Auch auf der diesjährigen Popkomm, der jährlichen Berliner Musikmesse, war \"Mobile Music“ Thema Nummer 1: Eine Expertendiskussion zum Thema “The Mobile Music Market as motor to UMTS-Sales” zeigte jedoch, wie unterschiedlich die Zukunftsvisionen doch sind.
Dass Mobiltelefone eine stärkere Rolle spielen werden, war allen Beteiligten klar. Bei aller Zuversicht scheint jedoch Vorsicht geboten: Das häufig zitierte Vorbild Japan, wo schon jetzt mobile Downloads jene, die von zu Hause aus getätigt werden, überwiegen, führt in die Irre. Dort verfügt man nämlich nicht über die gleiche Standleitungsdichte wie hierzulande. Der Griff zum Handy liegt quasi auf der Hand. Nur die Leute aus der Mobile-Branche selbst glauben, dass das Mobile dem iPod wirklich den Rang ablaufen wird. So etwa Martin Dietz, CEO von Coding Technologies. ähnlich auch Giles Balinet, Gründer von \"Musicwave“, der den iPod schon jetzt für abgeschafft hält: durch die Apple-eigene Erfindung des iPod-Phones.

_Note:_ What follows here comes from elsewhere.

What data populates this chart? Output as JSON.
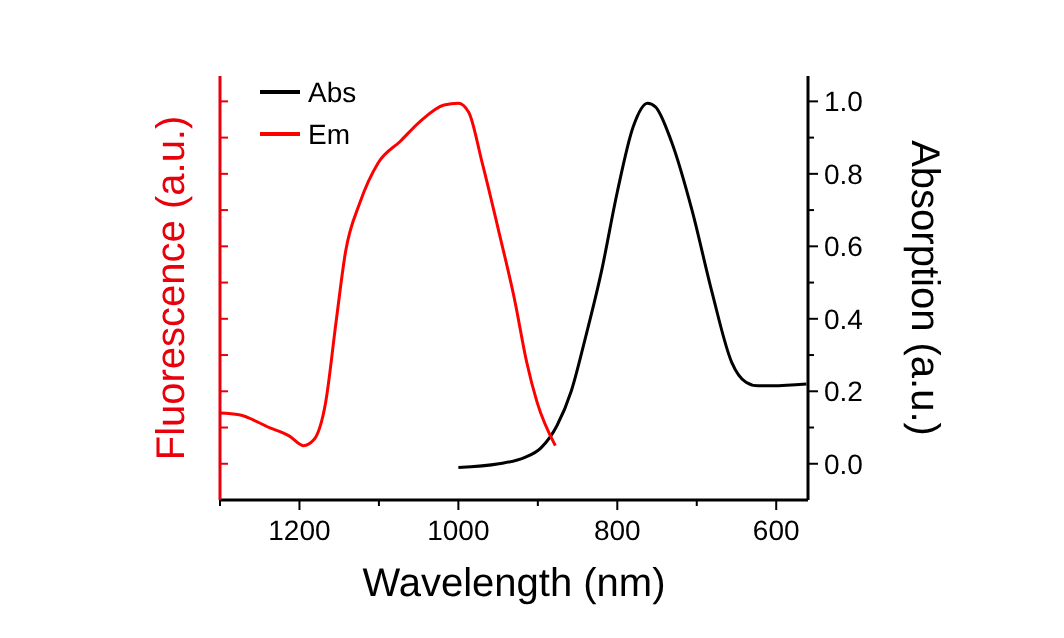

Hoffnung auf Impulskäufe. Auch Sascha Lazimbat, Mitentwickler der Sparte Mobile Content bei Vodafone, geht davon aus, dass das Musik-Handy bald den nicht vernetzten MP3-Player bzw. den iPod ersetzt. Für das Mobile spreche einfach, dass man es jederzeit mit sich herumtragen und überall nachfüllen kann. Große Hoffnung setzt er auf Impulskäufe: Der Kunde ist unterwegs und will einen eben gehörten Song sofort haben. Entscheidend dabei ist natürlich die Dauer des Downloads. Für das Mobile Jukebox-Angebot etwa spricht Musicload von rund einer Minute. Wenn es schnell gehen soll, immer noch eine halbe Ewigkeit. Wer weiß: Vielleicht wird der Streit, ob iPod oder Mobile Phone, schon bald durch eine dritte, noch visionärere Erfindung abgelöst, die Design und Funktionalität so in sich vereint wie es anno 1979 der Walkman und anno 2001 der erste iPod tat.
Apropos nicht vernetzt: Wenn der iPod nicht so gut ginge wie er geht, wir hätten längst iPods und andere MP3-Player, die Netzwerke bilden und der Musikindustrie endgültig den Garaus machen: mittels Filesharing via ubiquitärer LAN-Hardware, meint Sascha Kösch, Herausgeber des Musikmagazins de:Bug. Aber auch darauf hat iPod-Chef Rubinstein eine Antwort: Weder WLAN noch die Nachfolgetechnologie WiMax werden bei Apple je eine Rolle spielen.